With public support for healthcare reform losing steam, House Democrats head home for the August break with a new theme: Hold insurance companies accountable.

House Speaker Nancy Pelosi says she is bracing for “carpet bombing, shock and awe” from insurance companies directed at members of her caucus.

“We have no illusions about what insurance companies will do to hold on to their power to exploit patients or about how much money they have to spend on it and what they have at stake,” she told reporters at a round-table discussion in her Capitol Hill office Friday.

At issue is a slight change in phrasing that signals a major shift in strategy.

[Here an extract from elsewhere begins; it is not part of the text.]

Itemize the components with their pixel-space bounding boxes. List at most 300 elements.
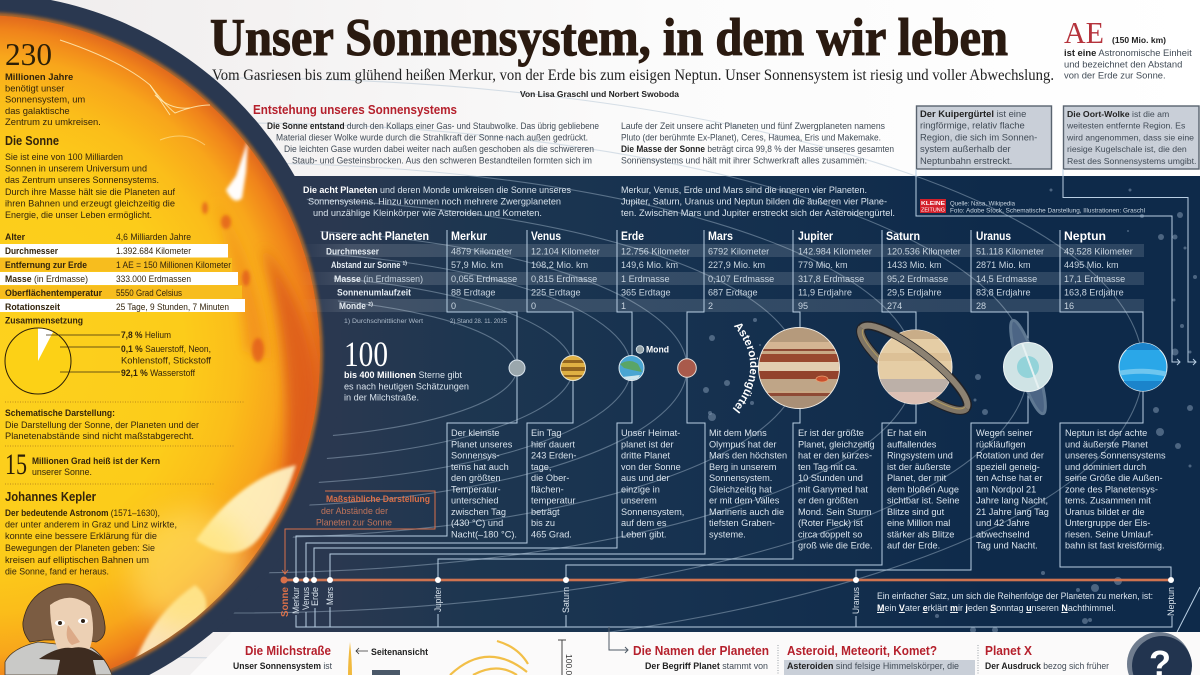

Most Americans like their current healthcare plans and are afraid that the healthcare reform legislation now in the works across five House and Senate committees will threaten it.

'Health insurance reform'

So the new tack is to frame the heath debate around “health insurance reform.” That means holding insurance companies accountable -- “putting you and your doctor back in charge -- not the insurance companies -- to guarantee stability, lower costs, higher quality, and more choices of plans.”

That’s the headline on the blue-and-white laminated card of talking points that the Speaker’s office prepared for members heading back to their districts. On the back of each card, members are invited to fill in data from a new report, released this week, that shows the impact of proposed reforms in each member’s district.

These include: the number of small businesses expected to receive tax credits to provide coverage to their employees, the number of seniors expected to avoid the “donut hole” gap in prescription coverage in Medicare Part D, the number of families that could escape bankruptcy each year due to unaffordable healthcare costs, the number of uninsured constituents expected to gain access to health insurance, and so on.

Democrats had hoped to head into the August recess with a healthcare plan having passed both the House and Senate. Instead, Speaker Pelosi and committee chairs have to meld the work of three panels, then present a comprehensive bill to lawmakers in the fall.

“We intend to come back ready to review the blending of the bills that we hope to do over August and to move to successfully bring a bill to the floor,” she said. “It will be easier when the bills are blended, but in order to get to where we need to be, we have to build consensus, go through the legislative process. It has to be handled with care and judgment.”

Senate committees working the issue too

Where House committee jurisdictions overlap, there is about 80 percent agreement over policy, she says. Moreover, the “public option” in the House Education and Labor Committee’s version of the bill is very similar to that in the bill voted out by the Senate Health, Education, Labor and Pensions Committee.

But on the all-important issue of how to pay for a reform expected to cost at or just below $1 trillion, all eyes are on the Senate Finance Committee, which announced this week that it is unlikely to come to agreement before the Senate breaks for recess next week.

“We’re still trying to squeeze as much cost out of the system as possible,” Pelosi said. “Frankly, I had hoped we would have seen more from the Senate Finance Committee.”

The House Energy and Commerce Committee appeared to be close to wrapping up their markup Friday evening. The House Ways and Means committee and the House Education and Labor committee have already completed their work.

Pelosi says that she also had hoped to get more cooperation from the Republicans on this legislation, “but you’re either with the insurance companies or you want something new.”